In Ramsey v. Coughlin, 94 F.3d 71 (2d Cir. 1996), the Second Circuit explained the safeguards that district courts must observe with respect to sua sponte grants of summary judgment:

Before granting summary judgment sua sponte, the district court must assure itself that following the procedures set out in Rule 56 would not alter the outcome. Discovery must either have been completed, or it must be clear that further discovery would be of no benefit. The record must, therefore, reflect the losing party's inability to enhance the evidence supporting its position and the winning party's entitlement to judgment.

Id. at 74; see Bridgeway v. Citibank, 201 F.3d 134, 139 (2d Cir. 2000).

Here, Plaintiff has had ample notice and opportunity to supplement her summary judgment submission with evidence demonstrating a factual issue with respect to her retaliation claims, but has not done so in the four-and-a-half months since the oral argument. Furthermore, Plaintiff has presented nothing, not even by way of proffer, to suggest that she has evidence not already identified in the summary judgment briefing that would create an issue of fact as to her retaliation claims. Indeed, given that the gravamen of her retaliation and discrimination claims is the same, i.e., that she was not promoted, it is unlikely that Plaintiff has any additional evidence to bring to bear on her retaliation claims. Finally, discovery was completed over two years ago, so there is no argument that Plaintiff needs more to time to obtain the necessary evidence.

Nonetheless, out of an abundance of caution, the Court will permit Plaintiff thirty (30) days from the date of this Memorandum and Order, to identify and describe, by letter submission, additional evidence it would offer to "meet the proposition that there is no genuine issue of material fact to be tried." Priestley, 647 F.3d at 504 (quoting Schwan-Stabilo Cosmetics GmbH & Co. v. Pacificlink Int'l Corp., 401 F.3d 28, 33 (2d Cir. 2005)). Based on this submission, the Court will determine whether additional summary judgment briefing regarding Plaintiff's retaliation claims is warranted. Plaintiff will also identify where in her complaint or elsewhere in this matter she alleges retaliation.

CONCLUSION

Accordingly, for the reasons set forth in the Report, the Court grants summary judgment in Defendants' favor on Plaintiff's failure to promote claims, which are dismissed, and denies summary judgment on Plaintiff's hostile work environment claims.
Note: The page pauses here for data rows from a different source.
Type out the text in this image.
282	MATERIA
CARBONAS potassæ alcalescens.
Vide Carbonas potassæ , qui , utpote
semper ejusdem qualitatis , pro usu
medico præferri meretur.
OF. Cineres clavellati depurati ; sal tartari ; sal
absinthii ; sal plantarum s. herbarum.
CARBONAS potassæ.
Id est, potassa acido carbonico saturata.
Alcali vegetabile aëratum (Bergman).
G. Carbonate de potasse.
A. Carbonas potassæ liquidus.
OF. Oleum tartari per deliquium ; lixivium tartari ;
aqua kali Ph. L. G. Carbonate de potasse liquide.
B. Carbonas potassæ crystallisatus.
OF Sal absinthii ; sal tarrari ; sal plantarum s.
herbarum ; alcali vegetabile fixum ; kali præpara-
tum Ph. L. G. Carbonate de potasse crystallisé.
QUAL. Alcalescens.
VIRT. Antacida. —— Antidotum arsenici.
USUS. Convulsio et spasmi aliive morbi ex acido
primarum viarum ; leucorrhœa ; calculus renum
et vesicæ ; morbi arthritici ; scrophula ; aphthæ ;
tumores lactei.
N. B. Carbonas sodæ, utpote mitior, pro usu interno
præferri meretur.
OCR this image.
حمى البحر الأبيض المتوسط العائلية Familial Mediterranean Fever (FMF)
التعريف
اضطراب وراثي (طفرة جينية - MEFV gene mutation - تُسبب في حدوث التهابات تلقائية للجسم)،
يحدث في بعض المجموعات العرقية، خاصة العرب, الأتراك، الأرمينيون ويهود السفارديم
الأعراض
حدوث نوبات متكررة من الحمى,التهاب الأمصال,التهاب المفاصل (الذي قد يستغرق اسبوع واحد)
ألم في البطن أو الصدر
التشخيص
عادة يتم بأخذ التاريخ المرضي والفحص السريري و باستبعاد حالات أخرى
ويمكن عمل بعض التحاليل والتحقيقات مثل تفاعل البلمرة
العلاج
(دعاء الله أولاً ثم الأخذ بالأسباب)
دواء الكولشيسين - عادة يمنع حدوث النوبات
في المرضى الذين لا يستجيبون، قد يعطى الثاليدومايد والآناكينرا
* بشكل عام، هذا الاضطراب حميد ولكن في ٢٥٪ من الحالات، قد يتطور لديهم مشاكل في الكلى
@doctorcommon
The Court reserves decision regarding the recommendation to dismiss Plaintiff's retaliation claims pending Plaintiff's supplemental submission, which is due thirty (30) days from the date of this Memorandum and Order.

SO ORDERED.

FootNotes


1. There has been some confusion regarding Schulman's legal representation in this matter. (See Report and Recommendation ("Report") at 1, n. 1 (noting that although served, Schulman had not appeared as of the oral argument on April 7, 2015, and noting KCC counsel's reiteration at oral argument that he did not represent Schulman). However, by letter dated July 30, 2015, KCC's counsel, Christopher Bouriat, Esq., advised the Court that his office, the New York City Law Department, now represents all Defendants in this case, including Schulman, and that notices of appearance have been filed on behalf of all Defendants. (Dkt. 53.) Defendants also requested that the Court deem the summary judgment motion filed by KCC to include Schulman as a movant. (Id.) That request is granted.
2. The Court notes, however, that even though Judge Levy questioned the parties about Plaintiff's claims at oral argument, the complaint in this matter does not contain any retaliation claims or even reference Plaintiff's 2009 EEOC complaint upon which her retaliation claims are purportedly based. This fact could perhaps explain why Defendants failed to address retaliation in their summary judgment motion.